Zwölfjährige offen für Social-Media-Verbote: "Weil man dann vielleicht mehr mit Freunden macht"
- Einige Schülerinnen unterstützen ein Verbot, unter anderem wegen des Suchtfaktors.
- Manche meinen, nur Jüngere sollten von Social Media ausgeschlossen werden.
- Unterscheidung zwischen Messengern und sozialen Netzwerken?
Das Thema Social-Media-Verbot bewegt die Kinder aus der Klasse 6 b der Klaus-Gottschalk-Oberschule im Norden von Leipzig. Denn selbstverständlich sind sie auf mehreren Plattformen unterwegs. Hauptsächlich nutzen sie Tiktok, Snapchat und Whatsapp, wie eine Abstimmung per Handzeichen zeigt. Dass ihnen selbst das bald verboten sein könnte, finden manche der Zwölfjährigen überraschenderweise ganz gut.

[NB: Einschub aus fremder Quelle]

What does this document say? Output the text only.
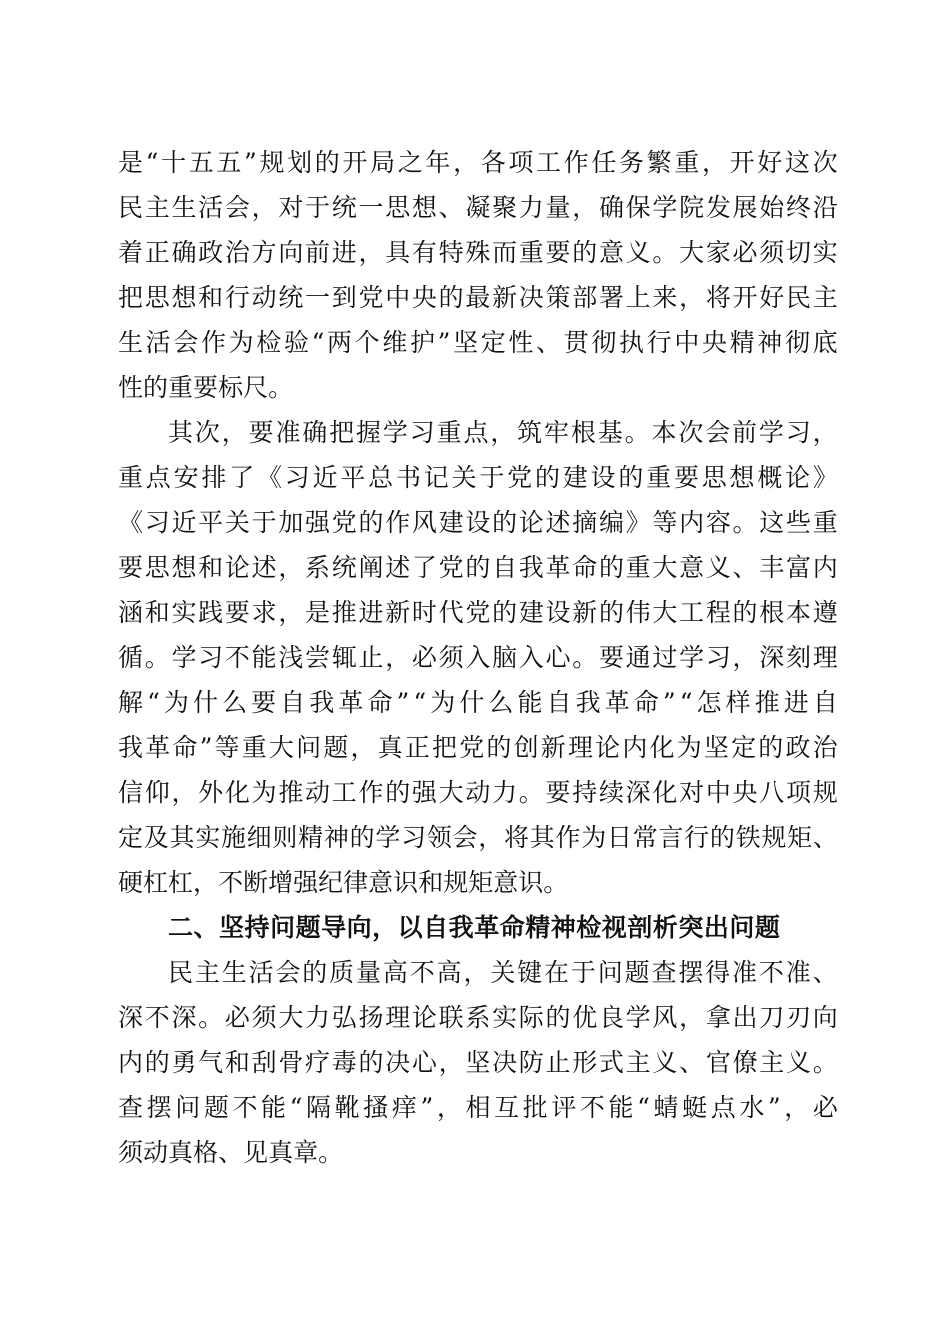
是 “ 十 五 五 ” 规 划 的 开 局 之 年 ， 各 项 工 作 任 务 繁 重 ， 开 好 这 次
民 主 生 活 会 ， 对 于 统 一 思 想 、 凝 聚 力 量 ， 确 保 学 院 发 展 始 终 沿
着 正 确 政 治 方 向 前 进 ， 具 有 特 殊 而 重 要 的 意 义 。 大 家 必 须 切 实
把 思 想 和 行 动 统 一 到 党 中 央 的 最 新 决 策 部 署 上 来 ， 将 开 好 民 主
生 活 会 作 为 检 验 “ 两 个 维 护 ” 坚 定 性 、 贯 彻 执 行 中 央 精 神 彻 底
性 的 重 要 标 尺 。
其 次 ， 要 准 确 把 握 学 习 重 点 ， 筑 牢 根 基 。 本 次 会 前 学 习 ，
重 点 安 排 了 《 习 近 平 总 书 记 关 于 党 的 建 设 的 重 要 思 想 概 论 》
《 习 近 平 关 于 加 强 党 的 作 风 建 设 的 论 述 摘 编 》 等 内 容 。 这 些 重
要 思 想 和 论 述 ， 系 统 阐 述 了 党 的 自 我 革 命 的 重 大 意 义 、 丰 富 内
涵 和 实 践 要 求 ， 是 推 进 新 时 代 党 的 建 设 新 的 伟 大 工 程 的 根 本 遵
循 。 学 习 不 能 浅 尝 辄 止 ， 必 须 入 脑 入 心 。 要 通 过 学 习 ， 深 刻 理
解 “ 为 什 么 要 自 我 革 命 ” “ 为 什 么 能 自 我 革 命 ” “ 怎 样 推 进 自
我 革 命 ” 等 重 大 问 题 ， 真 正 把 党 的 创 新 理 论 内 化 为 坚 定 的 政 治
信 仰 ， 外 化 为 推 动 工 作 的 强 大 动 力 。 要 持 续 深 化 对 中 央 八 项 规
定 及 其 实 施 细 则 精 神 的 学 习 领 会 ， 将 其 作 为 日 常 言 行 的 铁 规 矩 、
硬 杠 杠 ， 不 断 增 强 纪 律 意 识 和 规 矩 意 识 。
二 、 坚 持 问 题 导 向 ， 以 自 我 革 命 精 神 检 视 剖 析 突 出 问 题
民 主 生 活 会 的 质 量 高 不 高 ， 关 键 在 于 问 题 查 摆 得 准 不 准 、
深 不 深 。 必 须 大 力 弘 扬 理 论 联 系 实 际 的 优 良 学 风 ， 拿 出 刀 刃 向
内 的 勇 气 和 刮 骨 疗 毒 的 决 心 ， 坚 决 防 止 形 式 主 义 、 官 僚 主 义 。
查 摆 问 题 不 能 “ 隔 靴 搔 痒 ” ， 相 互 批 评 不 能 “ 蜻 蜓 点 水 ” ， 必
须 动 真 格 、 见 真 章 。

Annelie sagt: "Ich bin dafür, weil man dann vielleicht auch mehr mit den Freunden mal macht, rausgeht, anstatt immer nur vorm Handy zu sitzen und da reinzugucken." Sie weist auch auf den Suchtfaktor hin. Immer wieder kommen neue Inhalte. "Man bleibt da stecken und guckt dann alle zwei Stunden aufs Handy."
Wenn man zu lange am Handy ist oder ganz oft, dann ist die Konzentration viel schlechter.

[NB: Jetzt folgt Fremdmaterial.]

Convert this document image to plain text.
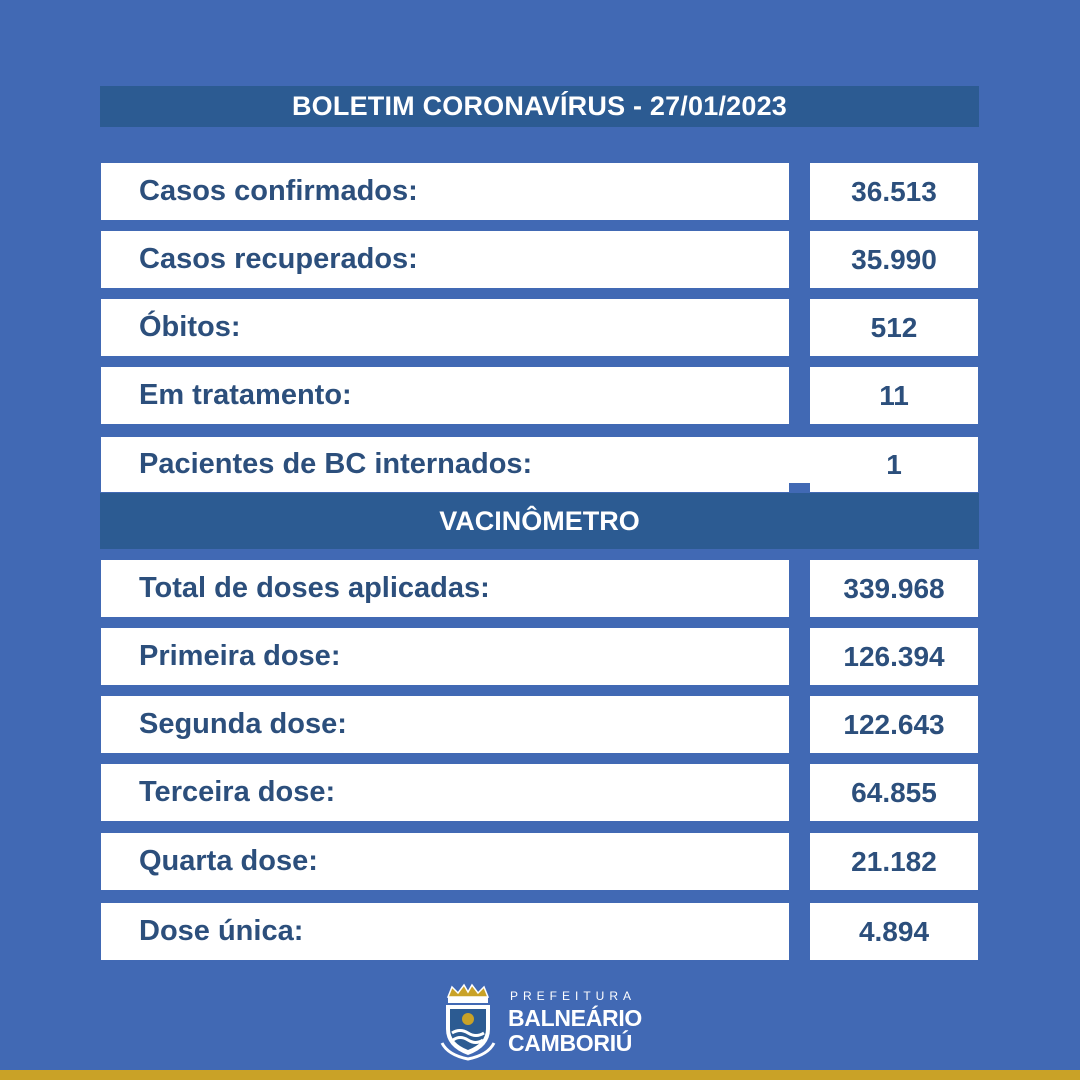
BOLETIM CORONAVÍRUS - 27/01/2023
Casos confirmados:	36.513
Casos recuperados:	35.990
Óbitos:	512
Em tratamento:	11
Pacientes de BC internados:	1
VACINÔMETRO
Total de doses aplicadas:	339.968
Primeira dose:	126.394
Segunda dose:	122.643
Terceira dose:	64.855
Quarta dose:	21.182
Dose única:	4.894
PREFEITURA
BALNEÁRIO
CAMBORIÚ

Klassenkameradin Mariella ist ebenfalls für das Verbot: "Ich finde, es wäre gut, wenn es ab 14 wäre, weil man ist noch in der Entwicklungsphase, kommt in die Pubertät. Wenn man zu lange am Handy ist oder ganz oft, dann ist die Konzentration viel schlechter."
Altersgrenze bei Social-Media-Verbot niedriger setzen
Einige andere aus der Klasse sehen zwar die Vorteile eines Verbots, möchten aber die Altersgrenze niedriger ansetzen. Dann wären sie selbst nicht mehr betroffen. Tim spricht sich für ein Social-Media-Verbot bis zum 12. Lebensjahr aus – ebenfalls wegen des Suchtfaktors: "Bei den Kleinen, wenn man denen zu viel Medien gibt und denen dann zum Beispiel sagt: 'Jetzt geh' mal raus!' Und die wollen es aber nicht, dann wollen die immer mehr."
Sofie würde die Altersgrenze bei zehn oder elf Jahren ziehen. Welche Gefahren sieht sie für die noch Jüngeren? "Na, dass sie dann mehr so was von den Medien im Kopf haben und nicht so die Schule."
Unterschiede zwischen Plattformen machen
Lena unterscheidet zwischen den einzelnen Social-Media-Apps. Whatsapp würde sie zum Beispiel ausnehmen: "Whatsapp sollte man jetzt nicht unbedingt verbieten, weil das ist ja auch wichtig zum Erreichen der Eltern". Außerdem helfen aus ihrer Sicht auch klare Regeln innerhalb der Familie. Für sie selbst gilt: Wenn die Noten in der Schule stimmen, dürfe sie auch Social Media nutzen.
Ihre Mitschülerin, die ebenfalls Lena heißt, sieht das ähnlich. Sie sagt: "Es ist auch die Aufgabe der Eltern, dafür zu sorgen, dass die Kinder nicht so viel am Handy hängen."
Tagsüber ist die Schule für die Kinder verantwortlich. Die Schulleitung an der Klaus-Gottschalk-Oberschule hat für das Problem eine eindeutige Lösung gefunden. Seit diesem Schuljahr ist den Schülerinnen und Schülern die private Handynutzung fast vollständig verboten. Nur in einer der großen Hofpausen darf das Telefon aus der Tasche geholt werden. Damit ist die Schule auf Linie von Sachsens Kultusminister Conrad Clemens. Der CDU-Politiker sprach sich jüngst dafür aus, die private Handynutzung an weiterführenden Schulen bis zur achten Klasse zu verbieten.